We reached the summit before dawn and I remember the cold setting in whilst Thundu and I waited for the sun to come up so that we could use the BBC News camera to record our arrival at the top of the world. There was plenty of moonlight but not enough to make the required movie. By the time the sun did appear – a fantastic sight – Thundu’s fingers, and mine, were extremely cold and it was difficult to work the tiny camera. It had taken about eight hours to get to the top from Camp Four. When we were asked later how we achieved such a quick time – despite the well-known slow pace of my past climbs – neither I or Thundu were able to give any answer. Thundu had lost his voice during our ascent!

In terms of the BBC film footage, which would be very important back home for raising the £6 million total for our charity Marie Curie Cancer Care, it was lucky for us that about half an hour after our arrival at the summit, Kenton arrived and operated our camera for us. We at least managed to get some footage.

In 2007 I would never have managed to have made it up Everest had I not focused hard at never looking down or even ‘thinking’ down.

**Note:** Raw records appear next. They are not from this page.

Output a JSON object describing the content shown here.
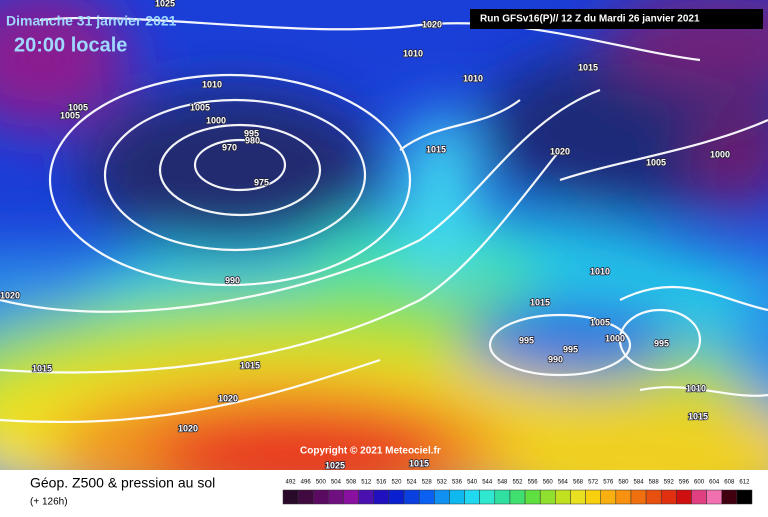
{
  "header": {
    "date": "Dimanche 31 janvier 2021",
    "time": "20:00 locale",
    "run": "Run GFSv16(P)// 12 Z du Mardi 26 janvier 2021"
  },
  "isobar_labels": [
    "1025",
    "1020",
    "1015",
    "1010",
    "1010",
    "1010",
    "1005",
    "1005",
    "1005",
    "1000",
    "995",
    "980",
    "970",
    "975",
    "1015",
    "1020",
    "1005",
    "1000",
    "990",
    "1010",
    "1020",
    "1015",
    "1005",
    "995",
    "995",
    "1000",
    "990",
    "995",
    "1015",
    "1015",
    "1020",
    "1010",
    "1015",
    "1020",
    "1025",
    "1015"
  ],
  "copyright": "Copyright © 2021 Meteociel.fr",
  "footer": {
    "title": "Géop. Z500 & pression au sol",
    "lead": "(+ 126h)"
  },
  "scale": {
    "labels": [
      "492",
      "496",
      "500",
      "504",
      "508",
      "512",
      "516",
      "520",
      "524",
      "528",
      "532",
      "536",
      "540",
      "544",
      "548",
      "552",
      "556",
      "560",
      "564",
      "568",
      "572",
      "576",
      "580",
      "584",
      "588",
      "592",
      "596",
      "600",
      "604",
      "608",
      "612"
    ]
  }
}
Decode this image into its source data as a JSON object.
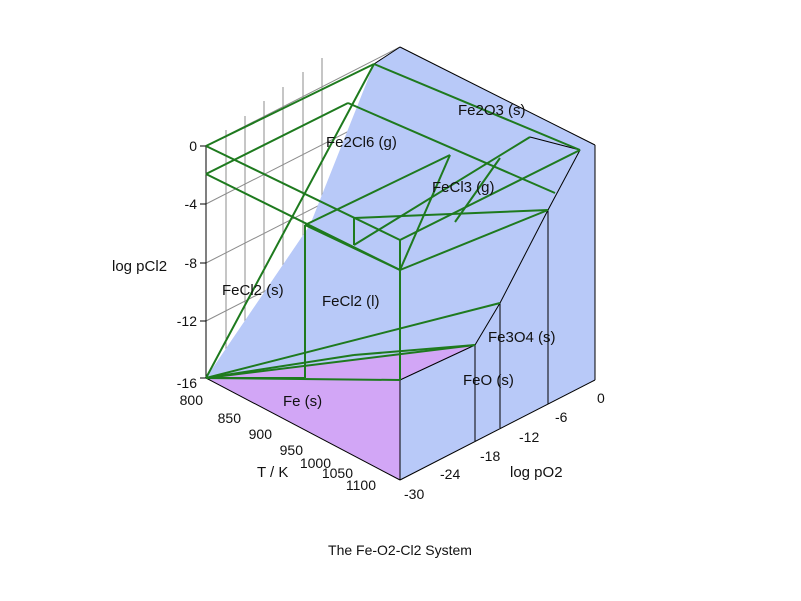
{
  "caption": "The Fe-O2-Cl2 System",
  "colors": {
    "region_blue": "#b8c9f8",
    "region_purple": "#d2a6f6",
    "boundary_green": "#1e7a1e",
    "edge_black": "#000000",
    "grid_gray": "#8c8c8c"
  },
  "axes": {
    "temperature": {
      "label": "T / K",
      "ticks": [
        "800",
        "850",
        "900",
        "950",
        "1000",
        "1050",
        "1100"
      ]
    },
    "log_pO2": {
      "label": "log pO2",
      "ticks": [
        "-30",
        "-24",
        "-18",
        "-12",
        "-6",
        "0"
      ]
    },
    "log_pCl2": {
      "label": "log pCl2",
      "ticks": [
        "0",
        "-4",
        "-8",
        "-12",
        "-16"
      ]
    }
  },
  "phases": {
    "fe2o3": "Fe2O3 (s)",
    "fe2cl6": "Fe2Cl6 (g)",
    "fecl3": "FeCl3 (g)",
    "fecl2_s": "FeCl2 (s)",
    "fecl2_l": "FeCl2 (l)",
    "fe3o4": "Fe3O4 (s)",
    "feo": "FeO (s)",
    "fe": "Fe (s)"
  }
}
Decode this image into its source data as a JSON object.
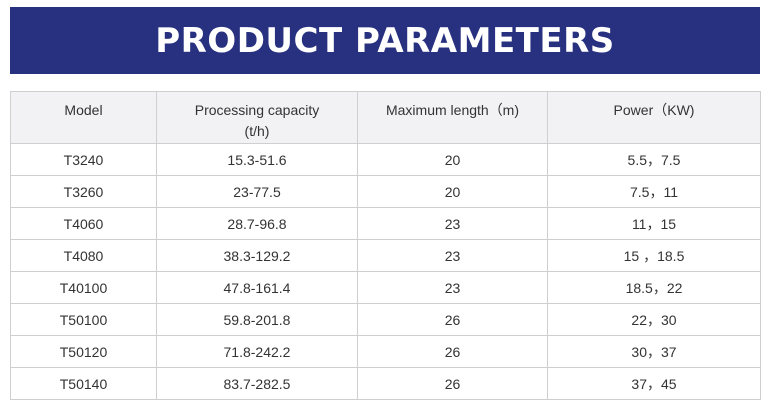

As that had worked reasonably on the Eiger, I thought I’d apply it to the dead bodies on Everest and not allow myself to think of them. I didn’t like what I read in newspapers – that somebody had been very bad for not stopping when seeing someone dying. But when I had the heart problem on the North face in 2005 I remember seeing a lot of people had stopped and they were either resting or dying – you wouldn’t know which without asking them. Some were on their way up, some on their way down. So rather than stop when you’ve got oxygen and they’ve got oxygen and you’ve all got masks and hoods on, you just don’t waste your breath asking everyone if they’re dying. You just assume they’re okay and are just resting and move on.